Junio 25, 2012 - 12:00 a.m. Por:
Redacción de El País

El presidente Santos llamó al Congreso esta semana para estudiar las objeciones al acto legislativo.

1. El Presidente es muy hábil, tiene una astucia política extraordinaria. Se dio cuenta de que esa reforma iba a ser rechazada por la inmensa mayoría de la opinión. Entonces, pretextó que como hubo irregularidades en la conciliación, no podía pasar. Lo más grave de la reforma es que no busca los propósitos que necesita Colombia: que los ciudadanos tengan fácil acceso a la Justicia. Lo que se buscaba era blindar más a los congresistas y a los funcionarios del Estado frente a la acción de la Justicia.2. Es una reacción que trata de enmendar lo que, con la colaboración del mismo Gobierno, se produjo equivocadamente. Es interesante que el Gobierno haya sido sensible a la indignación de los colombianos por la aprobación de la reforma, que no fue propiamente judicial. El Gobierno rápidamente entró en razón y aceptó las indicaciones que se le hicieron en tantos escenarios a lo largo de los dos últimos años. 3. No puede denunciar ni mostrarse molesto el Gobierno con goles de último minuto, cuando en realidad los vienen haciendo desde el primer tiempo.
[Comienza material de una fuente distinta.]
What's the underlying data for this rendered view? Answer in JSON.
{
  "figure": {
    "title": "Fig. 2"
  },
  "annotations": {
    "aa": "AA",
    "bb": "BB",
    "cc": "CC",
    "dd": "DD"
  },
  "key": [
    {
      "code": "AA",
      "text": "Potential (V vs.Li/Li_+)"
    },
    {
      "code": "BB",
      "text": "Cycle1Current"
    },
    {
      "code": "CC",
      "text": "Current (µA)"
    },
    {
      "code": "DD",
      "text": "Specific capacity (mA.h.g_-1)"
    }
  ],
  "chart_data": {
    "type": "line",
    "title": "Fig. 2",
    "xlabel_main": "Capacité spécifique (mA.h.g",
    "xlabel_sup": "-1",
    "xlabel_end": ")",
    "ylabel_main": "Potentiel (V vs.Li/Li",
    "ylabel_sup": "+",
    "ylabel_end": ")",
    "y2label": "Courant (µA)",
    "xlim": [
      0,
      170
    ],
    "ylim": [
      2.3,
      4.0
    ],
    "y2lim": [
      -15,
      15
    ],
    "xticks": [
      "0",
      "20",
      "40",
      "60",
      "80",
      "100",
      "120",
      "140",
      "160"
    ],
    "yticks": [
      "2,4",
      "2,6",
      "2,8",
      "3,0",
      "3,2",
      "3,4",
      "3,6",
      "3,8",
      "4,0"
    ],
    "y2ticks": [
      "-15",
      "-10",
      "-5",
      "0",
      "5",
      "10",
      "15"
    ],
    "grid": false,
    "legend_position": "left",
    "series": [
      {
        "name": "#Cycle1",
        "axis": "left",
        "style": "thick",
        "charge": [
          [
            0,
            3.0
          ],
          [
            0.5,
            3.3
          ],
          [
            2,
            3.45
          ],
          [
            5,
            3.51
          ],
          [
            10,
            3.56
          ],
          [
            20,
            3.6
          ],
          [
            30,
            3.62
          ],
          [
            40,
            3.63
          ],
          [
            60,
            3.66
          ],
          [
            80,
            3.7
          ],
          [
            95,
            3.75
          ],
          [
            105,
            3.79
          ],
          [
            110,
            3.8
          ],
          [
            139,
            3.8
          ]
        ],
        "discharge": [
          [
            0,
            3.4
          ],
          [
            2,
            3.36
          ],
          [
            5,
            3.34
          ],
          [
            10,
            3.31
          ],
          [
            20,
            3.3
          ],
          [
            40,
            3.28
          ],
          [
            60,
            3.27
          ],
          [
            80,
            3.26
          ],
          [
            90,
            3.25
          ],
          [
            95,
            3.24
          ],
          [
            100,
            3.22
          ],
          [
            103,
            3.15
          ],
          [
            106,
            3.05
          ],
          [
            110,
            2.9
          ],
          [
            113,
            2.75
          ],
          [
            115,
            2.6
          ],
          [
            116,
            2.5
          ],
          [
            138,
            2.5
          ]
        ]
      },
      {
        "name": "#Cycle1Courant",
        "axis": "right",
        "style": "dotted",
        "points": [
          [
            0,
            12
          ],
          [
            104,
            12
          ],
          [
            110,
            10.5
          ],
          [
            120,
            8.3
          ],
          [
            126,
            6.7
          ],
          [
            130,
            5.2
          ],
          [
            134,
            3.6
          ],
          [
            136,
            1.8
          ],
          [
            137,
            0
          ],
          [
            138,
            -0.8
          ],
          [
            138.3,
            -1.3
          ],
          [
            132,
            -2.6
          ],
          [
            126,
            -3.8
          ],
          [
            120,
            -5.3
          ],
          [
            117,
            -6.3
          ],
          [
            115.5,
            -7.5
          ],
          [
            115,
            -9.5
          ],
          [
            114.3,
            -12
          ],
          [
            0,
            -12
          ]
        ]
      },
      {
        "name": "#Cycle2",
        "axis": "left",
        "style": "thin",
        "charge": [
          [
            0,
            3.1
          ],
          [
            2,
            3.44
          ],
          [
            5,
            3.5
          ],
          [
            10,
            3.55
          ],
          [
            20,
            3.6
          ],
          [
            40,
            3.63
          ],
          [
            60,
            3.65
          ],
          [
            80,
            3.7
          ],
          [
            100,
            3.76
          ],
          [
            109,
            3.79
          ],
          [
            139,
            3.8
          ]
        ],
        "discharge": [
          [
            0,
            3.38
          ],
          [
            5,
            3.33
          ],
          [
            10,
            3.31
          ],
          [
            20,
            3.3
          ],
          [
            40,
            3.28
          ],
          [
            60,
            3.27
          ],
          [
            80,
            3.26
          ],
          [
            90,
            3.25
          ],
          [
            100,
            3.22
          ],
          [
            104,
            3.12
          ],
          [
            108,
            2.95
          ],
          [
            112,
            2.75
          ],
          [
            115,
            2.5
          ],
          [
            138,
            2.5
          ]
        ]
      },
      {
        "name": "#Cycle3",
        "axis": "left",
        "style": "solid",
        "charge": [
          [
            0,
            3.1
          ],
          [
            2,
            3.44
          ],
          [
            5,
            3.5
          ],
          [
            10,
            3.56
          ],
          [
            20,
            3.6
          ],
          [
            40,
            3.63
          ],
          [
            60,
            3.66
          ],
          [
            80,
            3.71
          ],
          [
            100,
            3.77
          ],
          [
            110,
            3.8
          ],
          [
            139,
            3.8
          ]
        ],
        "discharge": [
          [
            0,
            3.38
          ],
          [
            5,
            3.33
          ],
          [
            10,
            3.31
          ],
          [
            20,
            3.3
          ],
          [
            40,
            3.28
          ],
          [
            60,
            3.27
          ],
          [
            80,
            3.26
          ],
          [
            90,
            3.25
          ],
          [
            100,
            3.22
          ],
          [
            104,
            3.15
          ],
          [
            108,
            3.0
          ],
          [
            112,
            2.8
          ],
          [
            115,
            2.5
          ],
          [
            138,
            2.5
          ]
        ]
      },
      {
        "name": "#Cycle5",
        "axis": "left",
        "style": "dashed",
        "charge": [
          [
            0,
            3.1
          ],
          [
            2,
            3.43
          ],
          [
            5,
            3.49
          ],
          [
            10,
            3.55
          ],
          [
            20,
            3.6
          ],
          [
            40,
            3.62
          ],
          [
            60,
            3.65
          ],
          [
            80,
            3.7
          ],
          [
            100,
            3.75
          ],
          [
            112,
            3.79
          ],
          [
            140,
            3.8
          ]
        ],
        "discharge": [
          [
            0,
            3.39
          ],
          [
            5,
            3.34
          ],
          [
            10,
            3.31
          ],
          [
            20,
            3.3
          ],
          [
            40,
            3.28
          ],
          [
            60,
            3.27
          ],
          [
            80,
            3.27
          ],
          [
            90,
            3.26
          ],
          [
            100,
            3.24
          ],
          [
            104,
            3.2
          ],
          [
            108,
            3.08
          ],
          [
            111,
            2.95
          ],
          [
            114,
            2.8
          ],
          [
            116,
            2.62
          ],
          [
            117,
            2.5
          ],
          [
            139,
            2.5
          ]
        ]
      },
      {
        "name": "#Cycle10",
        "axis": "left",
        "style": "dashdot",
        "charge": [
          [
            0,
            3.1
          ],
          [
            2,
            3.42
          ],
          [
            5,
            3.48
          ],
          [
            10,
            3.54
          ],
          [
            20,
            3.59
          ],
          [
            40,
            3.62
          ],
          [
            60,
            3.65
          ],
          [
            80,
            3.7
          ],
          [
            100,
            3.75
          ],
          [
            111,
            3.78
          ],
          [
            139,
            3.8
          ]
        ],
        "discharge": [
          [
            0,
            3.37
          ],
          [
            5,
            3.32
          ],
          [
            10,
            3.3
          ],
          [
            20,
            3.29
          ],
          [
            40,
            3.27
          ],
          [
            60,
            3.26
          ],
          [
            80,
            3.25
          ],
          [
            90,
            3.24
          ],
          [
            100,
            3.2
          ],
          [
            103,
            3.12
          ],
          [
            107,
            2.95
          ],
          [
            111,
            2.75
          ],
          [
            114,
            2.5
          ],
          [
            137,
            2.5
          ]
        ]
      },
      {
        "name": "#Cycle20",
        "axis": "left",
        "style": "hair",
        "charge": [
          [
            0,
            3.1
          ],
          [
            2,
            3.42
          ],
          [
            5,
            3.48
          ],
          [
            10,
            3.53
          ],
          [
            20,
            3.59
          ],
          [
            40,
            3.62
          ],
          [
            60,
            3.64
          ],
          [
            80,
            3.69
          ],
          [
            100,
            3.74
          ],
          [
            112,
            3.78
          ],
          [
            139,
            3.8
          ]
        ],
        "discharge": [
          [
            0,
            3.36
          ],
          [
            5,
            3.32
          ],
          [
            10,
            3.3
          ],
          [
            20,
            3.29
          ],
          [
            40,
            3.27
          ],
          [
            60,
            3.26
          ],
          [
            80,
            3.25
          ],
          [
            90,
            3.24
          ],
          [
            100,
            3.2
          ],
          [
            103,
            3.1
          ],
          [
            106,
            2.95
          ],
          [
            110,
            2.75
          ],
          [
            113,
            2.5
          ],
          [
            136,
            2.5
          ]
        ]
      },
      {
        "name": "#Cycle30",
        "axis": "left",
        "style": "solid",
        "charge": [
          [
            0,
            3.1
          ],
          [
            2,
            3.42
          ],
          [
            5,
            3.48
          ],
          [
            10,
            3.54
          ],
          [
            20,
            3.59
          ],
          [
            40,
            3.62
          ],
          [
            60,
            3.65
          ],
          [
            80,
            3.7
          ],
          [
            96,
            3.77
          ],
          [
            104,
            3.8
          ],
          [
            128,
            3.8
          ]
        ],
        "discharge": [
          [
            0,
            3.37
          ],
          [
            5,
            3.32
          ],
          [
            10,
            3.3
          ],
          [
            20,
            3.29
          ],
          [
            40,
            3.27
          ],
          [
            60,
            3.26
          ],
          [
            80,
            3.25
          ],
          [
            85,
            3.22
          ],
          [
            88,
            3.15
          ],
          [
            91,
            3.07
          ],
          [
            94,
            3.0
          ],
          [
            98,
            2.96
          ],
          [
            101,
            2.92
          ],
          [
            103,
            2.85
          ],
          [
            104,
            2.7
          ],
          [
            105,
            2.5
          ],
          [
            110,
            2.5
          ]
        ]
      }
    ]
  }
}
Por eso, desde comienzos de este año creamos una coalición ciudadana para hacerle seguimiento a la reforma a la Justicia. Aquí lo que viene sucediendo desde el año 2010 es que estamos en un momento de contrarreforma a la Constitución del 91.4. La reacción del Presidente se da cuando la mayoría de colombianos ya estaban durmiendo, cuando el Congreso ya está en receso y sin que haya realizado un análisis lo suficientemente riguroso de lo que aconteció. Si el Presidente se va contra la misma Constitución, en su Artículo 377, tratando de objetar lo inobjetable, el mensaje que se envía sería peligroso, pues indicaría que el Presidente es el que manda y decide y que la dinámica de la política colombiana ha sido la de entender al Legislativo como una especie de notaría que autentica y firma lo que el Ejecutivo presenta.